- Born: England
- Died: April 25, 1611
- Occupation(s): Merchant, haberdasher
- Known for: Governor of the East India Company
- Spouse: Rebecca Romney
- Children: Seven

= William Romney =

English merchant

Sir William Romney (died 25 April 1611) was an English merchant. He was governor of the East India Company and took part in other ventures to develop English interests in overseas trade.

== Early life==
Romney, the only son of William Romney of Tetbury, Gloucestershire, and his wife Margaret, was a member of the Haberdashers' Company, and one of the original promoters of the East India Company.

== Career ==
For some time governor of the Merchant Adventurers' Company, he went to the Netherlands as one of the commissioners for that society in June 1598 to obtain a staple for their wool, cloth, and kerseys. On 22 September 1599 he subscribed £200 in the intended voyage to the East Indies, and on 24 September was made one of the treasurers for the voyage. An incorporator and one of the first directors of the East India Company, he was elected deputy-governor on 9 January 1601, and governor in 1606.

In November 1601 he urged the company to send an expedition to discover the Northwest Passage, either in conjunction with the Muscovy Company or alone. When the latter company consented to join in the enterprise (22 December 1601), he became treasurer for the voyage. He later joined in sending out Henry Hudson to discover a Northwest Passage in April 1610.

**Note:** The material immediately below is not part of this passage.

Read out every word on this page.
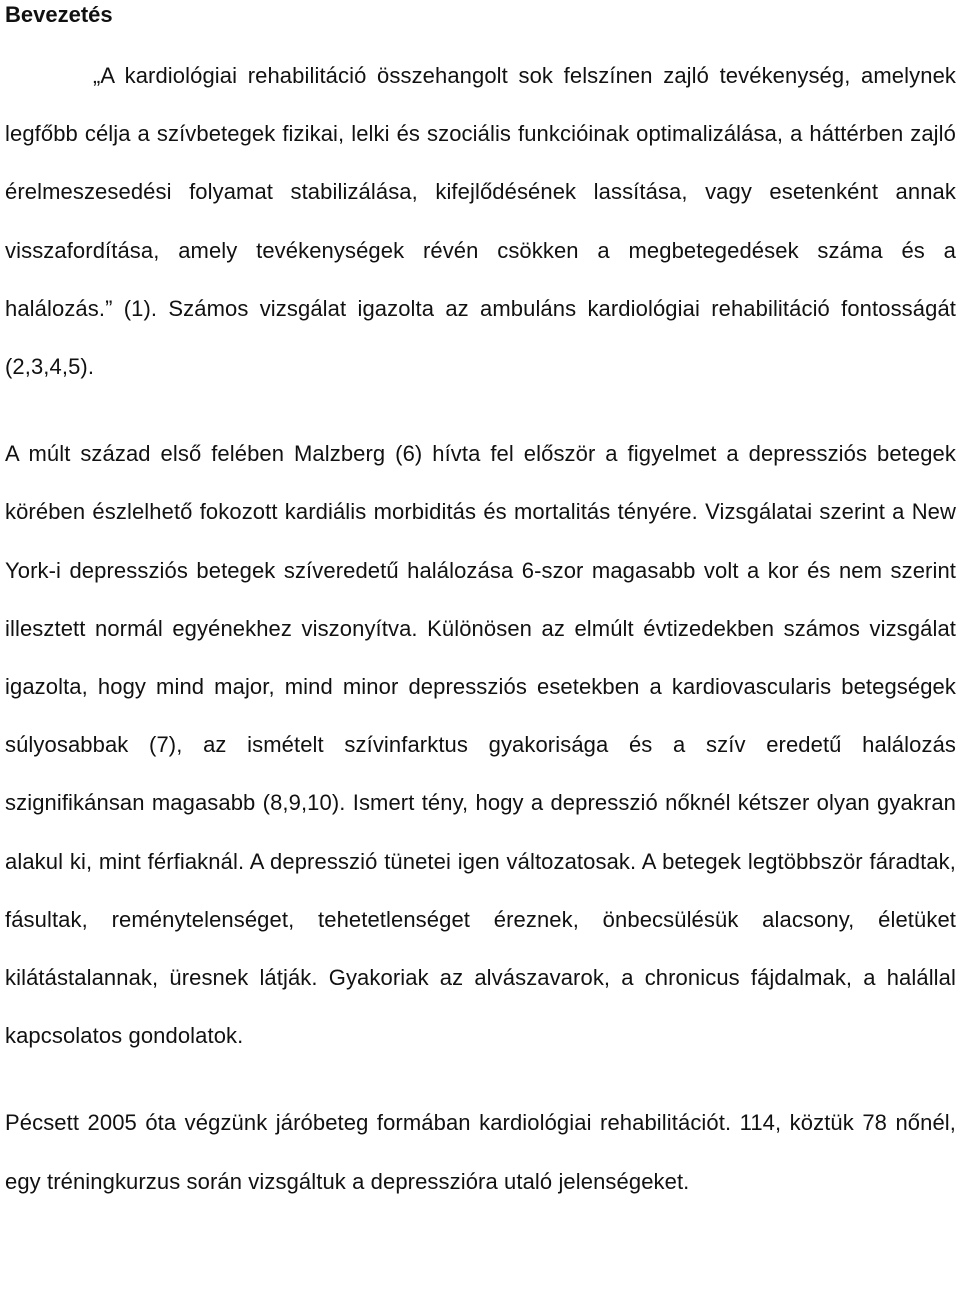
Bevezetés

„A kardiológiai rehabilitáció összehangolt sok felszínen zajló tevékenység, amelynek legfőbb célja a szívbetegek fizikai, lelki és szociális funkcióinak optimalizálása, a háttérben zajló érelmeszesedési folyamat stabilizálása, kifejlődésének lassítása, vagy esetenként annak visszafordítása, amely tevékenységek révén csökken a megbetegedések száma és a halálozás.” (1). Számos vizsgálat igazolta az ambuláns kardiológiai rehabilitáció fontosságát (2,3,4,5).

A múlt század első felében Malzberg (6) hívta fel először a figyelmet a depressziós betegek körében észlelhető fokozott kardiális morbiditás és mortalitás tényére. Vizsgálatai szerint a New York-i depressziós betegek szíveredetű halálozása 6-szor magasabb volt a kor és nem szerint illesztett normál egyénekhez viszonyítva. Különösen az elmúlt évtizedekben számos vizsgálat igazolta, hogy mind major, mind minor depressziós esetekben a kardiovascularis betegségek súlyosabbak (7), az ismételt szívinfarktus gyakorisága és a szív eredetű halálozás szignifikánsan magasabb (8,9,10). Ismert tény, hogy a depresszió nőknél kétszer olyan gyakran alakul ki, mint férfiaknál. A depresszió tünetei igen változatosak. A betegek legtöbbször fáradtak, fásultak, reménytelenséget, tehetetlenséget éreznek, önbecsülésük alacsony, életüket kilátástalannak, üresnek látják. Gyakoriak az alvászavarok, a chronicus fájdalmak, a halállal kapcsolatos gondolatok.

Pécsett 2005 óta végzünk járóbeteg formában kardiológiai rehabilitációt. 114, köztük 78 nőnél, egy tréningkurzus során vizsgáltuk a depresszióra utaló jelenségeket.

On 18 December 1602 Romney was elected alderman of Portsoken ward, and in 1603 one of the sheriffs of the City of London. On 26 July 1603, he was knighted at Whitehall.

After the end of the Anglo-Spanish War, there was an initiative to revive the Spanish Company; on 14 May 1604 he was elected as one of the company's assistants, and in August was one of those who attended the peace treaty negotiations with Spanish delegates. He sat on committees which established details of the trade.

Following the discovery of the Gunpowder Plot in November 1605, Romney was asked to make searches in London by the Lord Chief Justice for Lady Gray, who had been Robert Catesby's landlady.

When in 1607 the Colony of Virginia was established, Romney was appointed as one of the councillors who adjudged affairs concerning the colony. On 28 February 1610, he was a signatory to the appointment of the first Governor of Virginia, Thomas West, 3rd Baron De La Warr.

== Personal life ==
Romney married Rebecca, daughter of Robert Taylor, a haberdasher and alderman of the City of London; they had five sons and two daughters.

He died on 25 April 1611. By his will, dated 18 April 1611, he gave liberally to the hospitals, £20 to forty poor scholars in Cambridge, and £50 to the Haberdashers' Company to be lent to a young freeman gratis for two years.